Es muy peligroso que cuidar la calidad del ambiente que compartimos (no importa dónde decidieron los seres humanos que haya fronteras entre países) se considere una responsabilidad exclusiva de cada Estado. La humanidad saldría beneficiada si estuvieran dadas las condiciones para la creación y el funcionamiento adecuado de una corte internacional ambiental -a la que habría que ponerle otro nombre para que sus iniciales no fueran CIA-, que tuviera la tarea de garantizar el derecho básico de los pueblos a no ser envenenados por sus gobiernos ni por los gobiernos de otros países. Tal institución no existe porque no le conviene a las grandes potencias, que seguramente serían denunciadas ante ella, pero quizás algún día sea viable. Mientras tanto, hay que arreglárselas con los pelucones de la CIJ en La Haya. Peor sería que no estuvieran; especialmente para un país como el nuestro, incrustado irremediablemente entre dos vecinos enormes.

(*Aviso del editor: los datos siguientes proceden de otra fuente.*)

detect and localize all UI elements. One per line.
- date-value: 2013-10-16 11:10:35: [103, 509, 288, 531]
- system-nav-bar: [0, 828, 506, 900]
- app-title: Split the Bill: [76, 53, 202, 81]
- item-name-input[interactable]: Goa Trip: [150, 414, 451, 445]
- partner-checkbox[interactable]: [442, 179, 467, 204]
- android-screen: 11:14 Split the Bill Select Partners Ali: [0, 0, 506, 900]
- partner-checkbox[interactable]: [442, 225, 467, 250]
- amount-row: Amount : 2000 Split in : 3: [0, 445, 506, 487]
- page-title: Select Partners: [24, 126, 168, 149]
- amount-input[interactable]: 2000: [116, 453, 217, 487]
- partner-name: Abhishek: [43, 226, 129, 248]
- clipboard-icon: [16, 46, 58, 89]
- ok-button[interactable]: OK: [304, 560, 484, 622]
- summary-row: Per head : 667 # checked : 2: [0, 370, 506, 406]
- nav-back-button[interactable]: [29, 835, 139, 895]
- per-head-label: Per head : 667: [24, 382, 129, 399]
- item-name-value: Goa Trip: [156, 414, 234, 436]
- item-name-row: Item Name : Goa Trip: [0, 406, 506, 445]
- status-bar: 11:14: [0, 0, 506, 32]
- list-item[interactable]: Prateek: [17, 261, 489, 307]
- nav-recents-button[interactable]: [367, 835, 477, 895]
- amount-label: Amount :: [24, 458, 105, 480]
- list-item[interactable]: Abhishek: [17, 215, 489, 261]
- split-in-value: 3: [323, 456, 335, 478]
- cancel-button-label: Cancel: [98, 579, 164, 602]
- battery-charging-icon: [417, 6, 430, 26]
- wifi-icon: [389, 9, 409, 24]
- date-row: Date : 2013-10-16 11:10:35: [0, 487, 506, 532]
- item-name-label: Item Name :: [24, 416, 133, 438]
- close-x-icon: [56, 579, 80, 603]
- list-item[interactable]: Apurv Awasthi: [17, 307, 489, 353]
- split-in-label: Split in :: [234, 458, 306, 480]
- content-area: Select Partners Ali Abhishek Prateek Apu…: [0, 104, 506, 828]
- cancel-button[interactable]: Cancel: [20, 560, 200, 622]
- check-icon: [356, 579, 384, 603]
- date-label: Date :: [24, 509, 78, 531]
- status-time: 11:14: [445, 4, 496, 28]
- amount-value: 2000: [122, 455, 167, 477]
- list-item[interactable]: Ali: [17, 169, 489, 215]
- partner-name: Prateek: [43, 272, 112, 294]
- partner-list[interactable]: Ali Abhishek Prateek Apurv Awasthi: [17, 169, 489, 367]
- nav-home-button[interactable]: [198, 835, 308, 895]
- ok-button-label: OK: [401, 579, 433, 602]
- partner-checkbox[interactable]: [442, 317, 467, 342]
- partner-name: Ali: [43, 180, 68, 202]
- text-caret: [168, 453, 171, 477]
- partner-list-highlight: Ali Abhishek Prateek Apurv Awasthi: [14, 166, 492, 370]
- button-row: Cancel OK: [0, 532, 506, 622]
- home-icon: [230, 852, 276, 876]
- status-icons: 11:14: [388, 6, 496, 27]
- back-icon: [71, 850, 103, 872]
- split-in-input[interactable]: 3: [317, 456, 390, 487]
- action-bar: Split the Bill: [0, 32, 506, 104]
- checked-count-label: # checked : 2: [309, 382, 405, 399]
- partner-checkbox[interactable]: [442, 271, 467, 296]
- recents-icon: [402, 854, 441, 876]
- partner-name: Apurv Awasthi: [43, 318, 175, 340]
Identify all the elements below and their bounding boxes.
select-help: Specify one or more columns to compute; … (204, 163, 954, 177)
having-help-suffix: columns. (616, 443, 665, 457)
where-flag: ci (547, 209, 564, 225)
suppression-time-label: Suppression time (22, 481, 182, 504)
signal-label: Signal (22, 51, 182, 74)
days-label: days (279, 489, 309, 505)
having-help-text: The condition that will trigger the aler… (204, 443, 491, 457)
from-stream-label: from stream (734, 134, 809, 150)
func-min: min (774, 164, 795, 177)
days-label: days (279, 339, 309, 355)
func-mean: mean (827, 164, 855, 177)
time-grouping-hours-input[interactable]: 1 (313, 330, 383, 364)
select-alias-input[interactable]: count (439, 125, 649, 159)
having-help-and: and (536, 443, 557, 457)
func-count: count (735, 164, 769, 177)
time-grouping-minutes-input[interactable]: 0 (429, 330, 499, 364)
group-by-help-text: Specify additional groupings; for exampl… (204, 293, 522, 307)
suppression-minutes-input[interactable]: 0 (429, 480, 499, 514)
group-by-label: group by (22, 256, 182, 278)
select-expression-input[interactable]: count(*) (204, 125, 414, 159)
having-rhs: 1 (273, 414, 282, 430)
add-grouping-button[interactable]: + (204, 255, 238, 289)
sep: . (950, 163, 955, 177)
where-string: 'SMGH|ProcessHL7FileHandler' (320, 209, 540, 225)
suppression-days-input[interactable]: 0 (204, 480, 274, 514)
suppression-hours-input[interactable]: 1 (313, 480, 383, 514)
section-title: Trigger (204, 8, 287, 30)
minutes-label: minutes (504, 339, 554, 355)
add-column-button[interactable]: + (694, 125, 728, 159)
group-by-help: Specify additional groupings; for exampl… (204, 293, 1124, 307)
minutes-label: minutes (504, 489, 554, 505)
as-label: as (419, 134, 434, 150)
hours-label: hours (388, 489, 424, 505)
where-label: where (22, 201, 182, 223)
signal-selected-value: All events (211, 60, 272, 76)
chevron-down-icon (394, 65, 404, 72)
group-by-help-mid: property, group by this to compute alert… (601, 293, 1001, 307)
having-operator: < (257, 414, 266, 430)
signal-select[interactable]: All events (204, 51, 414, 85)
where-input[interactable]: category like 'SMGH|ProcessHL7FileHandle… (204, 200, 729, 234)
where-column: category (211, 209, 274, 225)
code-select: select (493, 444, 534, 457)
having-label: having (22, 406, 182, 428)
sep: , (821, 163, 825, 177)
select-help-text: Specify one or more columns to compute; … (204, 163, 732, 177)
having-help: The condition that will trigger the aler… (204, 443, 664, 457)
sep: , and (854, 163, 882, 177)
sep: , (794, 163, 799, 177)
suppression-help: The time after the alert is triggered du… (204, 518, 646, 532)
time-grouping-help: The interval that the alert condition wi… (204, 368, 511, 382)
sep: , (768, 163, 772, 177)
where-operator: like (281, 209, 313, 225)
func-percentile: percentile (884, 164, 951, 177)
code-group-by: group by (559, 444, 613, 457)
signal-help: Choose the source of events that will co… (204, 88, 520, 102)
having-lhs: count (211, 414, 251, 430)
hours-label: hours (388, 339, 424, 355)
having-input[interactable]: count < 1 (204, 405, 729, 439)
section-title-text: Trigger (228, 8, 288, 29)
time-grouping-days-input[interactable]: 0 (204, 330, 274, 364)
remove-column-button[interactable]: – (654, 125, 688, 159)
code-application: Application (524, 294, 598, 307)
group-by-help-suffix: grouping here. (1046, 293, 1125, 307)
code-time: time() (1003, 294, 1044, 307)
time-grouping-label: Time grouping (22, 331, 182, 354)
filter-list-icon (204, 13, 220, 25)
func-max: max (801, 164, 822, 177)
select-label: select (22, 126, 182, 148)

Va de suyo que importunar a dichos pelucones con una demanda como la que el gobierno argentino amaga con presentar sería una imprudencia. Es muy positivo que por fin se conozcan los resultados del monitoreo realizado durante años, bloqueados hasta la actual crisis sin que se discutieran a fondo las razones de esa falta de transparencia, pero el manejo político de los datos en Argentina es lamentable. Evaluar la composición de lo que vierte UPM Uruguay comparándola con los estándares admitidos para el caudal del río Uruguay es un despropósito, equivalente al que implicaría sostener que un automóvil no puede circular porque la composición de los gases que salen de su caño de escape no cumple con exigencias de salubridad establecidas para el promedio del aire que respiramos.

Con independencia de lo que diga el canciller Héctor Timerman, no parece probable que Argentina comparezca con un planteo tan extravagante ante la CIJ, exponiéndose a que le contesten de mala manera. Pero los desplantes de Timerman y la inconsistencia de los asambleístas de Gualeguaychú -que tanto daño le han hecho a quienes trabajan con seriedad por el cuidado del ambiente- no deberían hacernos olvidar de que la irresponsabilidad humana ha causado estragos muchas veces, que nuestra especie no se caracteriza por una visión de largo plazo sobre su propia preservación, y que para evitar riesgos muy graves es indispensable trabajar juntos, incluso con los patoteros y macaneadores.